Previously, conventional plant breeding through cross- and self-pollination strategies played a major role in improving agricultural productivity. Moreover, the adoption of genetically modified (GM) crops by smallholder farmers has led to higher yields, lower pesticide use, poverty reduction, and improved nutrition (2). Nevertheless, so far only a few developing and emerging economies—such as China, India, Pakistan, Bangladesh, and South Africa—have embraced GM crops. Even though three decades of research show that GM crops are no more risky than conventional crops (3), many countries in Africa and Asia are hesitant to promote the use of GM crops, largely because of erroneously perceived risks and fears of losing export markets to Europe.

 

In the meantime, NPBTs have emerged. These technologies may allay fears associated with GM crops. For example, recent advances in genome editing allow the alteration of endogenous genes to improve traits in crops without transferring transgenes across species boundaries. In particular, CRISPR-Cas has emerged as one of the foremost systems with which to edit the crop genome, with rapidly increasing agricultural applications in major cereals such as rice, wheat, and maize and other food security crops such as banana and cassava (4).
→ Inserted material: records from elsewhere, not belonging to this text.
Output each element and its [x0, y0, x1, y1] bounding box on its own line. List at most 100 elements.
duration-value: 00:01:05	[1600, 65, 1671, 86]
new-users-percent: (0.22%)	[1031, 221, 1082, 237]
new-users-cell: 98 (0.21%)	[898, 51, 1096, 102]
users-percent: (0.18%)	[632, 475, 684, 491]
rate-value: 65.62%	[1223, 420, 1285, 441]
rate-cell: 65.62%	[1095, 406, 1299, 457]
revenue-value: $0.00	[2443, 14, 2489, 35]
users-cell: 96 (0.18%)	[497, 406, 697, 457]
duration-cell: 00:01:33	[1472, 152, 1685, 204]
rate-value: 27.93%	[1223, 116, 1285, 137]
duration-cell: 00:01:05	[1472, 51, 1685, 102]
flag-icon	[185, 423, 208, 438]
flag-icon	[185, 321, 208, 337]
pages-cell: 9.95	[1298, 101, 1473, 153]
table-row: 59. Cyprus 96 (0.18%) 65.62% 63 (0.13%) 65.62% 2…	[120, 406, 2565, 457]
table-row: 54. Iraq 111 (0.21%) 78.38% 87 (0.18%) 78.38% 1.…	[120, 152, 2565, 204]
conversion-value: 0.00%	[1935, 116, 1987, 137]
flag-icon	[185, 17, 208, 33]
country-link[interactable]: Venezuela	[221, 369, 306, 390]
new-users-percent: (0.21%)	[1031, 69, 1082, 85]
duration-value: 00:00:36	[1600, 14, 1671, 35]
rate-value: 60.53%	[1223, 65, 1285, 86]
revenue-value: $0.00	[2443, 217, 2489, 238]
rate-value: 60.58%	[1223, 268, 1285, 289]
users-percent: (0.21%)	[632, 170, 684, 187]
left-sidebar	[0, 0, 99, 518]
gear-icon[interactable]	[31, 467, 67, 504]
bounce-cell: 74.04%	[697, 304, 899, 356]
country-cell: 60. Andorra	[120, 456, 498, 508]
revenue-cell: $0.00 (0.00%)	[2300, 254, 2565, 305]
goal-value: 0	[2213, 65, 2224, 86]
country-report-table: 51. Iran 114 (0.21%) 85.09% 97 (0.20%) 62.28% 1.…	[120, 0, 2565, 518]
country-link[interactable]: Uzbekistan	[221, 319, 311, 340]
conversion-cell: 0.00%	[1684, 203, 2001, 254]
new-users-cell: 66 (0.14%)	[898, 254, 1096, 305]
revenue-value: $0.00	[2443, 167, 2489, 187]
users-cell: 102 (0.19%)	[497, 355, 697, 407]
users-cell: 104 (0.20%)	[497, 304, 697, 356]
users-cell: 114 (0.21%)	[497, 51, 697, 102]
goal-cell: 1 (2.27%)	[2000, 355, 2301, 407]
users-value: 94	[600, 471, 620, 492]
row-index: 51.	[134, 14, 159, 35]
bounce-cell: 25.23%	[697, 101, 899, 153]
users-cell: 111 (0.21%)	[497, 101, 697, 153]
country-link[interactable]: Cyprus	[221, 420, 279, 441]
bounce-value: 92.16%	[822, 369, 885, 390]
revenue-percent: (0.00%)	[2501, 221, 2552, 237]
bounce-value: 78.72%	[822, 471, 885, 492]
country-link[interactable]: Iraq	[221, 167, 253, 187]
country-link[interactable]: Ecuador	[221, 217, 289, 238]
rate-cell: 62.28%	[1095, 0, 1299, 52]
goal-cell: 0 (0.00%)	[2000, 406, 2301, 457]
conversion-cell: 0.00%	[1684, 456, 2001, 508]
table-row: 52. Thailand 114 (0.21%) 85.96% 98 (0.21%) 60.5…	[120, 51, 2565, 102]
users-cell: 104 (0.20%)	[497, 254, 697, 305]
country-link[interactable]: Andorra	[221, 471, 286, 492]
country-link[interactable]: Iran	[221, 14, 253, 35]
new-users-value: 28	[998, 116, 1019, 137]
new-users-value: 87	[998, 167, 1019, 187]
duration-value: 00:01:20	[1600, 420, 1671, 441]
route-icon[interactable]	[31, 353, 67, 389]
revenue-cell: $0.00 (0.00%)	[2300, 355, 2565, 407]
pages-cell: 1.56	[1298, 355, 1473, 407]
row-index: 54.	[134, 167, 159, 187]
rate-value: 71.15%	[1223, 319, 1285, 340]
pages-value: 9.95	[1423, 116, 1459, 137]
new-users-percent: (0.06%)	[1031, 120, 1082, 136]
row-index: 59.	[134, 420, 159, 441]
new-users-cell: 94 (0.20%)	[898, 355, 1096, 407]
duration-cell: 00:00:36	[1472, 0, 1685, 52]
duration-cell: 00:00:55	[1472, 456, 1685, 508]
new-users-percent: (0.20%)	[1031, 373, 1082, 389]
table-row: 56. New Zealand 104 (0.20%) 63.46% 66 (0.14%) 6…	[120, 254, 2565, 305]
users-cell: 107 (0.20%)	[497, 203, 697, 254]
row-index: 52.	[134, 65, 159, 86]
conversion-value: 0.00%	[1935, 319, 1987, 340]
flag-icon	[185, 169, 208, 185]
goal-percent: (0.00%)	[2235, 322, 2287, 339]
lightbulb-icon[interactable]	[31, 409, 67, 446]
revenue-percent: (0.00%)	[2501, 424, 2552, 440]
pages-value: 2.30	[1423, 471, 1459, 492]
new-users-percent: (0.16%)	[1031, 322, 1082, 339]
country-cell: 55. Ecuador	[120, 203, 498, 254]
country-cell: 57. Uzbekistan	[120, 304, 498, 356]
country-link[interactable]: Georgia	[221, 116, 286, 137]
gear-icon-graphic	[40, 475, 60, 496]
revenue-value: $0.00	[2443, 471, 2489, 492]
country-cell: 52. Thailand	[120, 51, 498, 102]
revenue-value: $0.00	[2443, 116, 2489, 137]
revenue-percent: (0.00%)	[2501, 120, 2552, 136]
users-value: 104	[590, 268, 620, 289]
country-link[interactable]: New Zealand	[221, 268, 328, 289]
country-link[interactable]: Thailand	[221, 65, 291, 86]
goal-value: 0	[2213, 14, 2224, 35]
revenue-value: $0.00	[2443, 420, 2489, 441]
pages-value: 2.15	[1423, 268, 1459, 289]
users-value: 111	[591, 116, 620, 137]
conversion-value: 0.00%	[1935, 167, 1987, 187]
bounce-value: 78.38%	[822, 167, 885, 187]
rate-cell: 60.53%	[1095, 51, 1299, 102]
Because of its low cost, genome editing can also be used to improve orphan crops such as local fruits, vegetables, and staple crops that can play an important role for healthy diets. The use of foreign DNA in transgenic GM crops is the main reason for their heavy regulation. Hence, the absence of transgenes in genome-edited crops could lower the costs of the regulatory procedures and thus speed up innovation, increase competition in the seed industry, and make improved seeds more affordable for farmers in developing countries (2). The lack of technical, regulatory, and communication capacities to handle transgenic GM technologies locally has contributed to limited public acceptance and adoption (5). Scientific and sociopolitical developments are not always a continuum, which is true in developed and developing countries alike. Therefore, a renewed effort and strategy is necessary to facilitate the use and adoption of genome-edited crops and other NPBTs that have much potential to contribute to sustainable development. Learning lessons from the past, the strategy should be based on transparent communication, training of researchers and other stakeholders in the innovation system, and efficient, informed regulation (see the box).